Tuesday, 11 August 2009

The Language of the Conflict

The many decades of conflict in Colombia have produced a whole set of vocabulary to describe the many strange and terrifying things that go on here.
Protection money is called la vacuna (the vaccination). The people collecting it might be the guerrilla, or the paramilitares, who have now morphed into the paracos, a contraction of paramilitares and narcotraficantes. When they are captured they might become canjeable, which means they could be exchanged for the many hostages held by the FARC, unless they decide to take up the offer of a place back in society by renouncing violence and coming clean about their crimes, in which case they become reinsertados, (the reinserted).

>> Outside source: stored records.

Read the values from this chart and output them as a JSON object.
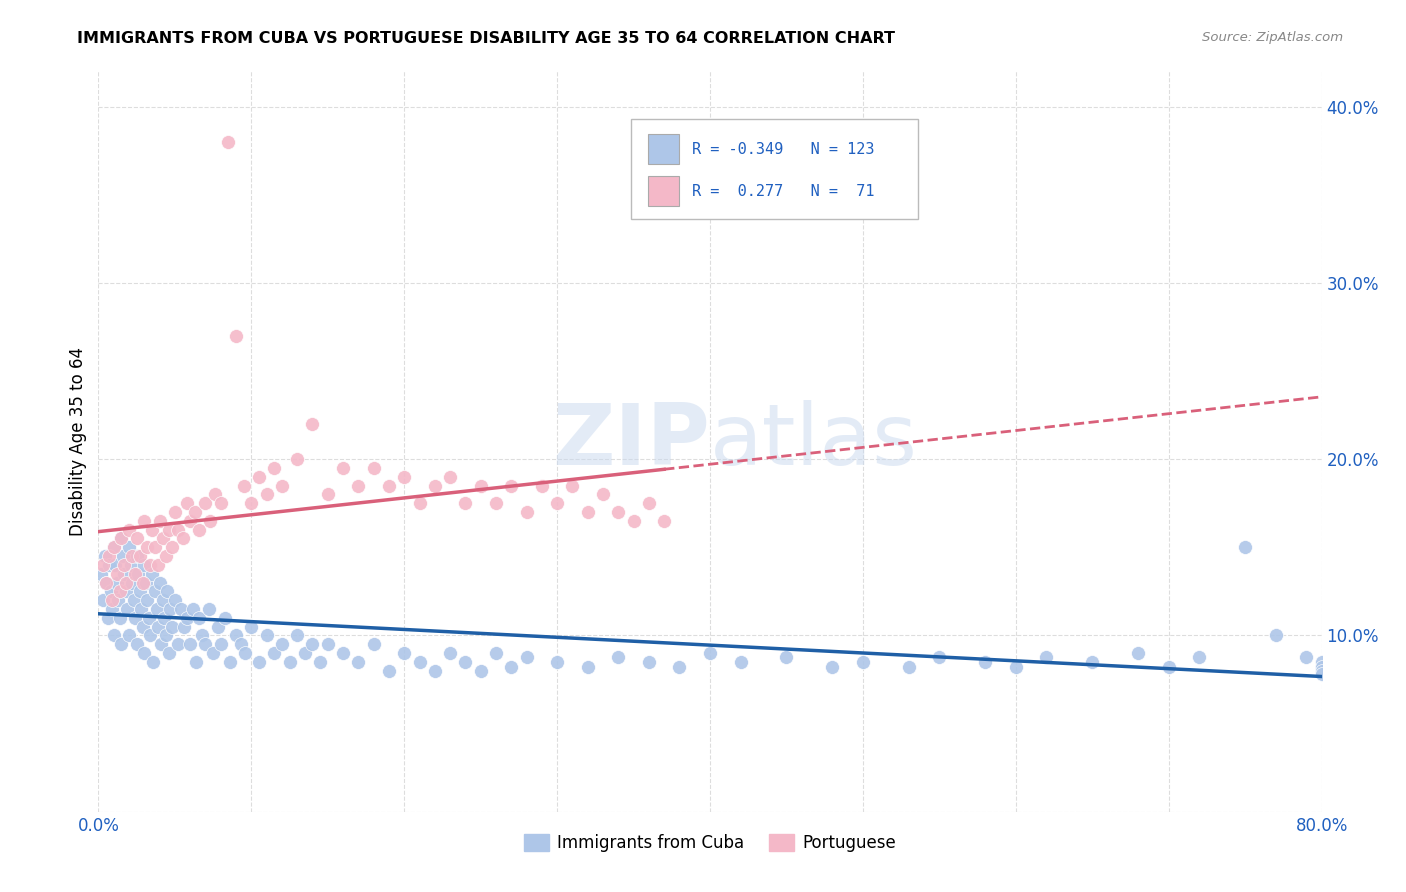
{
  "title": "IMMIGRANTS FROM CUBA VS PORTUGUESE DISABILITY AGE 35 TO 64 CORRELATION CHART",
  "source": "Source: ZipAtlas.com",
  "ylabel": "Disability Age 35 to 64",
  "xlim": [
    0.0,
    0.8
  ],
  "ylim": [
    0.0,
    0.42
  ],
  "xticks": [
    0.0,
    0.1,
    0.2,
    0.3,
    0.4,
    0.5,
    0.6,
    0.7,
    0.8
  ],
  "yticks_right": [
    0.0,
    0.1,
    0.2,
    0.3,
    0.4
  ],
  "cuba_r": -0.349,
  "cuba_n": 123,
  "port_r": 0.277,
  "port_n": 71,
  "cuba_color": "#aec6e8",
  "port_color": "#f4b8c8",
  "cuba_line_color": "#1f5fa6",
  "port_line_color": "#d9607a",
  "legend_r_color": "#2060c0",
  "background_color": "#ffffff",
  "grid_color": "#dddddd",
  "cuba_x": [
    0.002,
    0.003,
    0.004,
    0.005,
    0.006,
    0.007,
    0.008,
    0.009,
    0.01,
    0.01,
    0.011,
    0.012,
    0.013,
    0.014,
    0.015,
    0.015,
    0.016,
    0.017,
    0.018,
    0.019,
    0.02,
    0.02,
    0.021,
    0.022,
    0.023,
    0.024,
    0.025,
    0.025,
    0.026,
    0.027,
    0.028,
    0.029,
    0.03,
    0.03,
    0.031,
    0.032,
    0.033,
    0.034,
    0.035,
    0.036,
    0.037,
    0.038,
    0.039,
    0.04,
    0.041,
    0.042,
    0.043,
    0.044,
    0.045,
    0.046,
    0.047,
    0.048,
    0.05,
    0.052,
    0.054,
    0.056,
    0.058,
    0.06,
    0.062,
    0.064,
    0.066,
    0.068,
    0.07,
    0.072,
    0.075,
    0.078,
    0.08,
    0.083,
    0.086,
    0.09,
    0.093,
    0.096,
    0.1,
    0.105,
    0.11,
    0.115,
    0.12,
    0.125,
    0.13,
    0.135,
    0.14,
    0.145,
    0.15,
    0.16,
    0.17,
    0.18,
    0.19,
    0.2,
    0.21,
    0.22,
    0.23,
    0.24,
    0.25,
    0.26,
    0.27,
    0.28,
    0.3,
    0.32,
    0.34,
    0.36,
    0.38,
    0.4,
    0.42,
    0.45,
    0.48,
    0.5,
    0.53,
    0.55,
    0.58,
    0.6,
    0.62,
    0.65,
    0.68,
    0.7,
    0.72,
    0.75,
    0.77,
    0.79,
    0.8,
    0.8,
    0.8,
    0.8,
    0.8
  ],
  "cuba_y": [
    0.135,
    0.12,
    0.145,
    0.13,
    0.11,
    0.14,
    0.125,
    0.115,
    0.15,
    0.1,
    0.14,
    0.13,
    0.12,
    0.11,
    0.155,
    0.095,
    0.145,
    0.135,
    0.125,
    0.115,
    0.15,
    0.1,
    0.14,
    0.13,
    0.12,
    0.11,
    0.145,
    0.095,
    0.135,
    0.125,
    0.115,
    0.105,
    0.14,
    0.09,
    0.13,
    0.12,
    0.11,
    0.1,
    0.135,
    0.085,
    0.125,
    0.115,
    0.105,
    0.13,
    0.095,
    0.12,
    0.11,
    0.1,
    0.125,
    0.09,
    0.115,
    0.105,
    0.12,
    0.095,
    0.115,
    0.105,
    0.11,
    0.095,
    0.115,
    0.085,
    0.11,
    0.1,
    0.095,
    0.115,
    0.09,
    0.105,
    0.095,
    0.11,
    0.085,
    0.1,
    0.095,
    0.09,
    0.105,
    0.085,
    0.1,
    0.09,
    0.095,
    0.085,
    0.1,
    0.09,
    0.095,
    0.085,
    0.095,
    0.09,
    0.085,
    0.095,
    0.08,
    0.09,
    0.085,
    0.08,
    0.09,
    0.085,
    0.08,
    0.09,
    0.082,
    0.088,
    0.085,
    0.082,
    0.088,
    0.085,
    0.082,
    0.09,
    0.085,
    0.088,
    0.082,
    0.085,
    0.082,
    0.088,
    0.085,
    0.082,
    0.088,
    0.085,
    0.09,
    0.082,
    0.088,
    0.15,
    0.1,
    0.088,
    0.082,
    0.085,
    0.082,
    0.08,
    0.078
  ],
  "port_x": [
    0.003,
    0.005,
    0.007,
    0.009,
    0.01,
    0.012,
    0.014,
    0.015,
    0.017,
    0.018,
    0.02,
    0.022,
    0.024,
    0.025,
    0.027,
    0.029,
    0.03,
    0.032,
    0.034,
    0.035,
    0.037,
    0.039,
    0.04,
    0.042,
    0.044,
    0.046,
    0.048,
    0.05,
    0.052,
    0.055,
    0.058,
    0.06,
    0.063,
    0.066,
    0.07,
    0.073,
    0.076,
    0.08,
    0.085,
    0.09,
    0.095,
    0.1,
    0.105,
    0.11,
    0.115,
    0.12,
    0.13,
    0.14,
    0.15,
    0.16,
    0.17,
    0.18,
    0.19,
    0.2,
    0.21,
    0.22,
    0.23,
    0.24,
    0.25,
    0.26,
    0.27,
    0.28,
    0.29,
    0.3,
    0.31,
    0.32,
    0.33,
    0.34,
    0.35,
    0.36,
    0.37
  ],
  "port_y": [
    0.14,
    0.13,
    0.145,
    0.12,
    0.15,
    0.135,
    0.125,
    0.155,
    0.14,
    0.13,
    0.16,
    0.145,
    0.135,
    0.155,
    0.145,
    0.13,
    0.165,
    0.15,
    0.14,
    0.16,
    0.15,
    0.14,
    0.165,
    0.155,
    0.145,
    0.16,
    0.15,
    0.17,
    0.16,
    0.155,
    0.175,
    0.165,
    0.17,
    0.16,
    0.175,
    0.165,
    0.18,
    0.175,
    0.38,
    0.27,
    0.185,
    0.175,
    0.19,
    0.18,
    0.195,
    0.185,
    0.2,
    0.22,
    0.18,
    0.195,
    0.185,
    0.195,
    0.185,
    0.19,
    0.175,
    0.185,
    0.19,
    0.175,
    0.185,
    0.175,
    0.185,
    0.17,
    0.185,
    0.175,
    0.185,
    0.17,
    0.18,
    0.17,
    0.165,
    0.175,
    0.165
  ]
}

Their victims are the desplazados (the internally displaced), or street people, drug dealers and prostitutes who die in the chillingly euphemistic limpieza social (social cleansing). If crimes are committed by people who are ‘just’ criminals without any political motivation, that’s called delincuencia común, and if the conflict impinges on your daily life, you talk about being affected by orden público (public order), a phrase which means exactly the opposite of what the words mean. To talk about a particularly difficult time in Colombian history (the 1950s), people say La Violencia, which is neither euphemistic nor ironic.
First I misunderstood what this language meant, and then I deciphered it. Then I used it in a straightforward way and now I’ve started to use it to make jokes, so it’s probably time to go home.
(The poster in the picture says In my family there are 3 million displaced people and was part of a newspaper campaign in solidarity with the displaced).